Scully’s book questions the nature of what a narrative is, though. She shows us boulders and trees, scattered houses, changing terrain, night skies, bodies of water, and patterns within all of these. It feels like a journey, but without any specific means to measure distance or give the vistas perspective beyond the obvious fact that they change. Is it the movement of the illustrator outside the frame that creates the narrative? Or the scanning of the land itself, chopped into frames to create a sequence out of a straight path?
I don’t think there’s an answer, nor do I think there needs to be. What Scully places on the page creates more narrative in your mind. It’s the creation of narrative in its multiple forms that is the point here. It’s see where the narrative goes and just letting it unfold on its own terms.

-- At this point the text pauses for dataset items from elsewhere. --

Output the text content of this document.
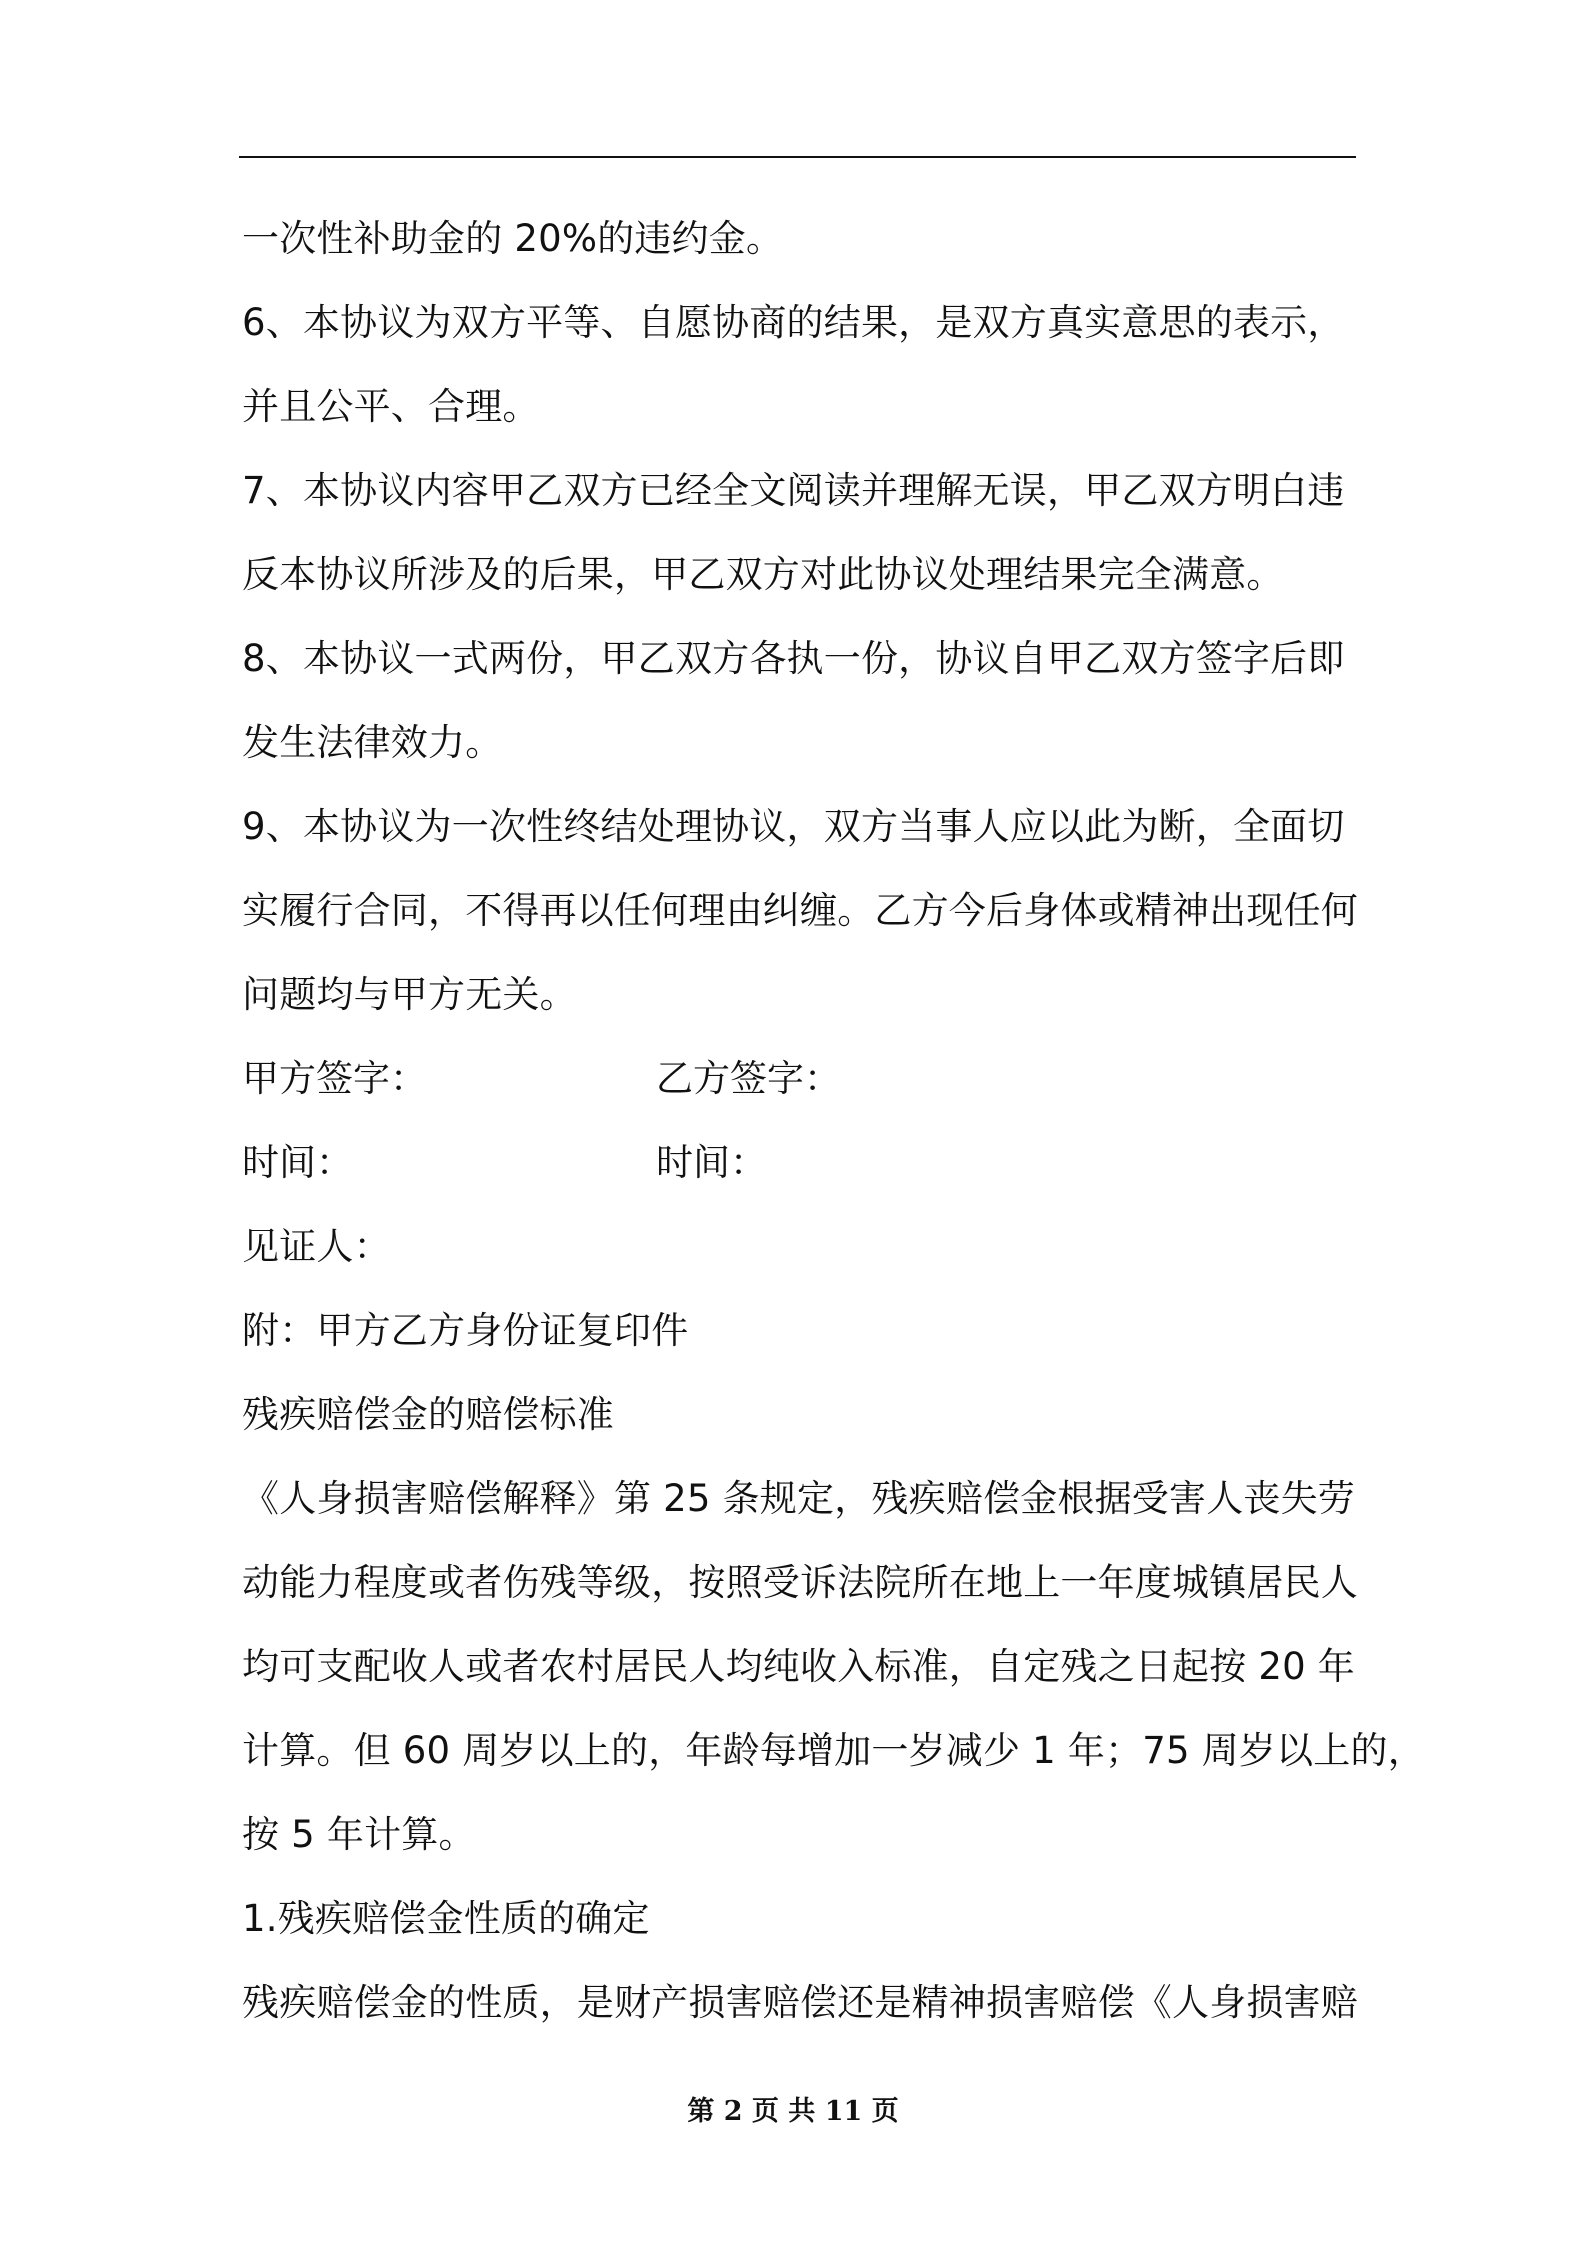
一次性补助金的 20%的违约金。
6、本协议为双方平等、自愿协商的结果，是双方真实意思的表示，
并且公平、合理。
7、本协议内容甲乙双方已经全文阅读并理解无误，甲乙双方明白违
反本协议所涉及的后果，甲乙双方对此协议处理结果完全满意。
8、本协议一式两份，甲乙双方各执一份，协议自甲乙双方签字后即
发生法律效力。
9、本协议为一次性终结处理协议，双方当事人应以此为断，全面切
实履行合同，不得再以任何理由纠缠。乙方今后身体或精神出现任何
问题均与甲方无关。
甲方签字：	乙方签字：
时间：	时间：
见证人：
附：甲方乙方身份证复印件
残疾赔偿金的赔偿标准
《人身损害赔偿解释》第 25 条规定，残疾赔偿金根据受害人丧失劳
动能力程度或者伤残等级，按照受诉法院所在地上一年度城镇居民人
均可支配收人或者农村居民人均纯收入标准，自定残之日起按 20 年
计算。但 60 周岁以上的，年龄每增加一岁减少 1 年；75 周岁以上的，
按 5 年计算。
1.残疾赔偿金性质的确定
残疾赔偿金的性质，是财产损害赔偿还是精神损害赔偿《人身损害赔
第 2 页 共 11 页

Kingdom of the Blind Volume 1: The Invisibles
Written by Olivier Jouvray
Illustrated by Frederik Salsedo
Colored by Greg Salsedo
When we first meet Laurette, she’s a feisty teen with an oppositional approach to just about everything in her life, though particularly her father and brother. The particular point of contention between them is her new friends, who her family think are bad influences. Typical coming of age stuff, but in Kingdom of the Blind, Laurette’s new friends are a ragtag group of political activists who are planning to take down the government’s surveillance system in protest of the escalating lack of privacy. But plans don’t always pan out as you expect, and Laurette finds herself on a clandestine journey beyond her radical ranks and into a world that she didn’t even suspect existed.
One of the charms of Kingdom of the Blind is its insistence on refusing the affectations of modern suspense story-telling in the comics form, rejecting kinetic art styles, complicated layouts, snappy dialogue, and stylized characters in favor of something more low-key. The story unfolds in a precise and calm manner that reminds me of British comics of the 1970s, and in that way, it’s old fashioned.
Rather than focusing on fast-paced adventure with outrageous action scenes, Jouvray and Salsedo are more interested in the interaction of the characters that are coming together, preferring to explore the connections between the different sides being introduced. This furthers the concept of conspiracies and espionage as something that happens between people and includes factors such as cluelessness and awkwardness in what unfolds. If you prefer suspense that grabs you by the collar and drags you along at breakneck pace, this probably isn’t for you. But if you like stories that take a moment and survey the lay of the land before moving along, this might make a satisfying first chapter to check out.